Claire Trott, Divisional Director – Retirement and Holistic Planning, St. James’s Place comments on DWP’s Pensioners’ Incomes Series statistics, released today:
“You can see from the figures that the gender pension gap for single people has remained significant and this has been the case since the series data was published in 1995, although it has fluctuated it hasn’t shown any signs of meaningfully reducing over these years. On top of this, 60% of income among single female pensioners was from benefit income. This again shows the continued difference in the way in which males and females benefit from pension savings in their lifetime. We need to do more to bring this closer together, both through education in savings from an early age, pension savings equality and making sure that on divorce pensions are taken into account in all cases and not ignored.”

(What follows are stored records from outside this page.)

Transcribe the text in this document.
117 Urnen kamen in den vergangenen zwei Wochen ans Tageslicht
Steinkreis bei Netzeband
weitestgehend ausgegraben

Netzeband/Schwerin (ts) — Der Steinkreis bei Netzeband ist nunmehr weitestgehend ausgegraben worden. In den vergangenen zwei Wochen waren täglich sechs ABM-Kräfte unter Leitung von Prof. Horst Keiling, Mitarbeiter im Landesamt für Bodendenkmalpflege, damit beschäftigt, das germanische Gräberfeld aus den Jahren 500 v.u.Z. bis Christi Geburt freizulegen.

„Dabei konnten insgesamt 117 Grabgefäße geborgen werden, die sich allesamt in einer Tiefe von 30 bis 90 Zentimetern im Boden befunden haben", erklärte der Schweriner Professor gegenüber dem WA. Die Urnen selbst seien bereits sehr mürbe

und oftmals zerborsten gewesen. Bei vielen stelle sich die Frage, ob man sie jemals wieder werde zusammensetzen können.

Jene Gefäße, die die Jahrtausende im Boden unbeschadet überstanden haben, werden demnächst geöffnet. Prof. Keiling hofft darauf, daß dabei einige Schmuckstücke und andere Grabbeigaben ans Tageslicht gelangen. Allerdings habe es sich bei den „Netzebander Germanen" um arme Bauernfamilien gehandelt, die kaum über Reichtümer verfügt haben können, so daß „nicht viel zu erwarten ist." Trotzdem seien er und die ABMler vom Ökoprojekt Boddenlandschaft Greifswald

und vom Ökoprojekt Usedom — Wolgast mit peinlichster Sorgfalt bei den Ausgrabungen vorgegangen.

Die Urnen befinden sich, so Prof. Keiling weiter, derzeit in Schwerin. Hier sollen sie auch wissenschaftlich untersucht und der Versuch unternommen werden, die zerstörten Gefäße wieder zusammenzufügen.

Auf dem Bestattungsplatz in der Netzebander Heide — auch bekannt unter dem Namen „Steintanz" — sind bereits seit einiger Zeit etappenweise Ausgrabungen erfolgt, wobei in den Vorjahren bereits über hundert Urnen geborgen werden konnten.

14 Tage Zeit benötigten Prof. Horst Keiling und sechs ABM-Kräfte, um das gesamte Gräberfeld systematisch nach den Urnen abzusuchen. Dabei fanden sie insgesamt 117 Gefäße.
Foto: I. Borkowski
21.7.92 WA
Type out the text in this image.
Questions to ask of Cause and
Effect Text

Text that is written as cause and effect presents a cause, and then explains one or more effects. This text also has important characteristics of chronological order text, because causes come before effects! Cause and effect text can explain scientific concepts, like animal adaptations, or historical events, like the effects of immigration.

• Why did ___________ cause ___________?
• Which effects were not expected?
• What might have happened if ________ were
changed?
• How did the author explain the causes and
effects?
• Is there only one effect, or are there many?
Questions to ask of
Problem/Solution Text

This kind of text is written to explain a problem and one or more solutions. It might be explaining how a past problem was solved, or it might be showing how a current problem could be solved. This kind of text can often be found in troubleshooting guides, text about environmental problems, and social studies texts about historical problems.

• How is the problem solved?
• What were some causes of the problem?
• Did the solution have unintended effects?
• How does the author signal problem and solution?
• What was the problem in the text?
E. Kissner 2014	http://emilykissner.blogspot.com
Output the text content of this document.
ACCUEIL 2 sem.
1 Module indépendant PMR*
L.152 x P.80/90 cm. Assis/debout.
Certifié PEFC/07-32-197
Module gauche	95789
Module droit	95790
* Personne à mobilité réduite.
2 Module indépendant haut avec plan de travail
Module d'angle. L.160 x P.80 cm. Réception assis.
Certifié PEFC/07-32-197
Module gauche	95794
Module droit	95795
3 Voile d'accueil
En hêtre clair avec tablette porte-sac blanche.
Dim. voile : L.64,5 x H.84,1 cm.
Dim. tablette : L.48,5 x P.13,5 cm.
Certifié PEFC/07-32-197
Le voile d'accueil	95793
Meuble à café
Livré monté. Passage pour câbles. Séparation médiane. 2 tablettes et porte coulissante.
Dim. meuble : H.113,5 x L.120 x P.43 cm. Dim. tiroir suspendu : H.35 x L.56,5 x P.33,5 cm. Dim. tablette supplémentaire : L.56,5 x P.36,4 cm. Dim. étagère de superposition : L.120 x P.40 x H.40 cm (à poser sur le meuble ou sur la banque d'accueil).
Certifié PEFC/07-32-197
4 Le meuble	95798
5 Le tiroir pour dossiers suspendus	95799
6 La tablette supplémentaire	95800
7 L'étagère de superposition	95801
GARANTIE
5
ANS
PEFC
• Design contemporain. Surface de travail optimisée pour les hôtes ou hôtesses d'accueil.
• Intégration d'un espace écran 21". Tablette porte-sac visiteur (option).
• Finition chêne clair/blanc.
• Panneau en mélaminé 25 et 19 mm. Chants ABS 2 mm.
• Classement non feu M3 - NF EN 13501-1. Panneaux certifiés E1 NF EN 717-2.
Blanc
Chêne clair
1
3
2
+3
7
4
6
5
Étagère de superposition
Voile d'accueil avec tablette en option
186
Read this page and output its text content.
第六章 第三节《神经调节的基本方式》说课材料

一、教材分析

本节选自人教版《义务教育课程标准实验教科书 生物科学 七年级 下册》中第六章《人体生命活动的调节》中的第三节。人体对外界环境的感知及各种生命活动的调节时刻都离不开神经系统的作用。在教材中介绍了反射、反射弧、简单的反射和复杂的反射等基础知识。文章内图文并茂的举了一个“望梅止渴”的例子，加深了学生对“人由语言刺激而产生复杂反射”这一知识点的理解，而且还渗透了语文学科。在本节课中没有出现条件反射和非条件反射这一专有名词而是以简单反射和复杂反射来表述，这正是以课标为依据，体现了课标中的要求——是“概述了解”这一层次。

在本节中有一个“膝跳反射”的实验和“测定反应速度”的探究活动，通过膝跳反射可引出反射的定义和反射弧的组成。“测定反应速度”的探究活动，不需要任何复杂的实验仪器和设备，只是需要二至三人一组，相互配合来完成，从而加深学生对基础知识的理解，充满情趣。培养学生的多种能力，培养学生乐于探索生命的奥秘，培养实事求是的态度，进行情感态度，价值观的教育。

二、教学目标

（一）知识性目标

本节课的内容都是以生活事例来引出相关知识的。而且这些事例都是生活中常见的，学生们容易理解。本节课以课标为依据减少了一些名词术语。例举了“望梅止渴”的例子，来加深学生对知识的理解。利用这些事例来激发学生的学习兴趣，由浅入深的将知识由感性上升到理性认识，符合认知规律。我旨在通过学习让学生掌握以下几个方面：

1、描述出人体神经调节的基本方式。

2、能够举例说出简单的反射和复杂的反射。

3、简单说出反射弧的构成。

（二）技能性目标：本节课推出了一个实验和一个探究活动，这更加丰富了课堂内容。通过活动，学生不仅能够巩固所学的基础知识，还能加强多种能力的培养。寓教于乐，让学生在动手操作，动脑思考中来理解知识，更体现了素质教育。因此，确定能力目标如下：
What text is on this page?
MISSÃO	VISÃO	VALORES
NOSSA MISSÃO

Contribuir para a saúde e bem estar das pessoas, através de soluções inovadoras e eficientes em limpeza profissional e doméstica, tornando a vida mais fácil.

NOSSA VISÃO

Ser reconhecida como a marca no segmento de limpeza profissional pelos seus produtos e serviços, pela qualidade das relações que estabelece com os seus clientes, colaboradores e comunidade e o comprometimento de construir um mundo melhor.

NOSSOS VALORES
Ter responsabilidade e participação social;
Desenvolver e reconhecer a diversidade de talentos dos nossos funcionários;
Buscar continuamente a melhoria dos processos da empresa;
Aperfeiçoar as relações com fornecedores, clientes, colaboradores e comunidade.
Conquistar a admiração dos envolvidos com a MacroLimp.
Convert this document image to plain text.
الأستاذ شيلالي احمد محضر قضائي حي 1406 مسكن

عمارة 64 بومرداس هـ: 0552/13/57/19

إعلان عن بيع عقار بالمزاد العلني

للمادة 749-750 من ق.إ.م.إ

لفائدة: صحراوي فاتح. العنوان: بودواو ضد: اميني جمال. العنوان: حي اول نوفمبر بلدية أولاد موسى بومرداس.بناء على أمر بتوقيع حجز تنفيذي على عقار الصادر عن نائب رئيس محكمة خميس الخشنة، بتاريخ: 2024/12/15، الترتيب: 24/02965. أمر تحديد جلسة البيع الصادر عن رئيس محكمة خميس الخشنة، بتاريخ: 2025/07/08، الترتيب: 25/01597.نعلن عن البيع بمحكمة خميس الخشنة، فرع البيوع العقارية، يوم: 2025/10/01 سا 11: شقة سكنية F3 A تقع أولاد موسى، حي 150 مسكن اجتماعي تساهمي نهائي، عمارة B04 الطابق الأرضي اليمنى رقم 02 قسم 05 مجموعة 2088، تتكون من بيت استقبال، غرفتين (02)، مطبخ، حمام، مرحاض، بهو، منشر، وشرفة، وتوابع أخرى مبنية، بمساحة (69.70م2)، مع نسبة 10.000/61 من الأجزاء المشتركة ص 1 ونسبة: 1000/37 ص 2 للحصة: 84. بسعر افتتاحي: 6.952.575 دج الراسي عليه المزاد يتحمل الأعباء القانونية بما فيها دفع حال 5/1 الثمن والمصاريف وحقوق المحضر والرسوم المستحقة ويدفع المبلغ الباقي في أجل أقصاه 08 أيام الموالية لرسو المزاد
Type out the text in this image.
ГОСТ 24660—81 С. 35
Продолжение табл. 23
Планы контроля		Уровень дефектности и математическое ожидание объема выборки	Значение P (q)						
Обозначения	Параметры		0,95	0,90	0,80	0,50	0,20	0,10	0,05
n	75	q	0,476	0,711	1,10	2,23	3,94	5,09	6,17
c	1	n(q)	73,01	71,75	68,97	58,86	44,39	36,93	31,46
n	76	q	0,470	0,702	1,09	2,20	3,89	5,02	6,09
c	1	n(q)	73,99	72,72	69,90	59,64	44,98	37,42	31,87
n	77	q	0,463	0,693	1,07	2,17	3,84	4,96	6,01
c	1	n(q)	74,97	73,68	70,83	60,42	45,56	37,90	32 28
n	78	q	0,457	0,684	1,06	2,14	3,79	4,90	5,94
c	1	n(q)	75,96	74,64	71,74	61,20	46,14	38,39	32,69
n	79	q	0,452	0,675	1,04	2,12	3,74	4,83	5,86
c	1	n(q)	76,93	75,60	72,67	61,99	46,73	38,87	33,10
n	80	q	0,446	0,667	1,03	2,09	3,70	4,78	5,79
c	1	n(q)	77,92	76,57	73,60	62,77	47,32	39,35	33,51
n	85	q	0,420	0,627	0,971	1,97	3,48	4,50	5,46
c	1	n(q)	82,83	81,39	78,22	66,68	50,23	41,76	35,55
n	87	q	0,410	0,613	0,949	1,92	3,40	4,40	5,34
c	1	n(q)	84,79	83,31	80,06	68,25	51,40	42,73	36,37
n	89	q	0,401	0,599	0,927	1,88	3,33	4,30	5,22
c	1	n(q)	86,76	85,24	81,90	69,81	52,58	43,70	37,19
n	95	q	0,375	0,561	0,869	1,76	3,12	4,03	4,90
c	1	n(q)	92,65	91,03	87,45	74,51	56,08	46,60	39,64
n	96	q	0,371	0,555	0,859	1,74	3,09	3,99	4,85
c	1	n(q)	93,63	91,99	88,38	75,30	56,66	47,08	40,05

“Overall pensioner income has risen again in the data series. This may be out of choice, but it may also be partly attributable to the above inflation increases seen in recent years on state pensions. We won’t of course see that this year, with the triple lock being watered down to the double lock due to the high average earnings figures that would have needed to be used, and it is also likely that we will only see inflationary increases when the triple lock is reinstated due to how high this will likely be. That said, given the delay in the application of uprating both personal and state pensions then the pinch on pensioners will continue, with many more opting to continue working to support themselves.
“Further pressure will be felt by single pensioners, with the data showing they are more reliant on state benefits and their income is less than half that of couples in the same cohorts.”